2014-07-03 09:51:50 PM

kronicfeld: This might matter if the Declaration of Independence had any relevance whatsoever to American law or jurisprudence.


"Guys, call the police back. These people have a right to throw off their government."

/things you'll never hear

Radioactive Ass: kronicfeld: This might matter if the Declaration of Independence had any relevance whatsoever to American law or jurisprudence.

That was my first thought. It's a historical thought experiment but that's about it.


How many thought experiments ever involved full on revolt?

The document was written 6 years before the end of a brutal war.

It's a modern thought experiment.
It was a historical event.
 
2014-07-03 09:53:08 PM

Gyrfalcon: Since she noticed this about 250 years too late for it to matter, to quote another famous woman, "what difference does it make?"


Morrissey?
 
2014-07-03 09:54:05 PM

poot_rootbeer: The intent of it is crystal clear if you format it as a bulleted list.

We hold these truths to be self-evident:
• that all men are created equal
• that they are endowed by their Creator with certain unalienable Rights, that among these are Life, Liberty and the pursuit of Happiness
• that to secure these rights, Governments are instituted among Men, deriving their just powers from the consent of the governed
• that whenever any Form of Government becomes destructive of these ends, it is the Right of the People to alter or to abolish it, and to institute new Government, laying its foundation on such principles and organizing its powers in such form, as to them shall seem most likely to effect their Safety and Happiness

With or with out the alleged period, there's no interpretation of this passage that makes prosaic sense other than the above.


Well, there's one for an academic who is apparently desperate for funding for her study.
 
2014-07-03 09:58:18 PM
I'm glad they threw out that early draft where it said '... the fursuit of happiness.'
 
2014-07-03 09:59:41 PM

kronicfeld: This might matter if the Declaration of Independence had any relevance whatsoever to American law or jurisprudence.


also...

wac.450f.edgecastcdn.net

I just wanted to post that.

/this was a time when laaawww was whatever a group of people with pen an paper and massive balls said it was
//and it's the entire point of the document. law is what it is... until the people decide it isn't anymore. as the basic (self evident) rights of the people trump the order and establishment of any government
 
2014-07-03 10:01:24 PM
No shiat.  It was supposed to be property not pursuit of happiness.  Farking slave owners ruined that for us.  Thanks a lot whitey
 
2014-07-03 10:02:12 PM

Sin_City_Superhero: Can't say "happiness" without saying "penis".


How the hell do you talk?

/hap-ee-ness
/you people are weird
 
2014-07-03 10:05:27 PM

doyner: badhatharry: doyner: badhatharry: "The logic of the sentence moves from the value of individual rights to the importance of government as a tool for protecting those rights," Ms. Allen said. "You lose that connection when the period gets added."

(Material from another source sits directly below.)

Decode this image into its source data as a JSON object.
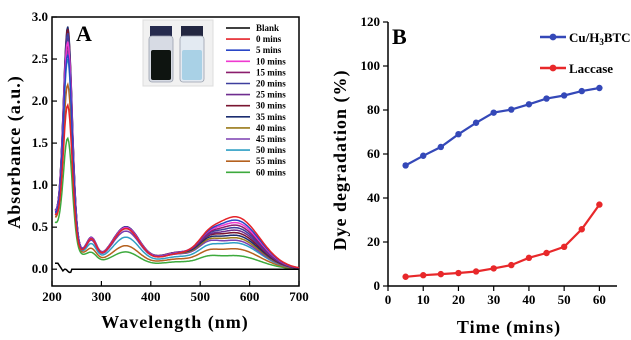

Beware kids. This is what higher education will do to your brain.

You don't need an education to know that you lose that connection when the period gets added.

But you do need to have some (re)education in order to believe that Jefferson not only trusted the government to protect our rights but he valued it over individual rights. You have to be really educated to be that is pants-on-head retarded.

[static.fjcdn.com image 812x732]


He's a conservative.  If you're trying to appeal to his sense of humor, post a picture of "medicine man Obama".  He'll chortle.
 
2014-07-03 10:06:34 PM

MurphyMurphy: It's a modern thought experiment.
It was a historical event.


Six of one or a half dozen of the other.
 
2014-07-03 10:12:51 PM
The punchline is something about birth control right?

Viral Hobby Lobby criticism masquerading as an article.
 
2014-07-03 10:13:12 PM
As a professional American historian (I've got the Ph.D. and academic position to prove it), I will just say this is the worst kind of academic navel gazing: pointless focusing on irrelevant minutiae. As pointed out above, the period or lack thereof in no way changes the clear meaning of the preamble.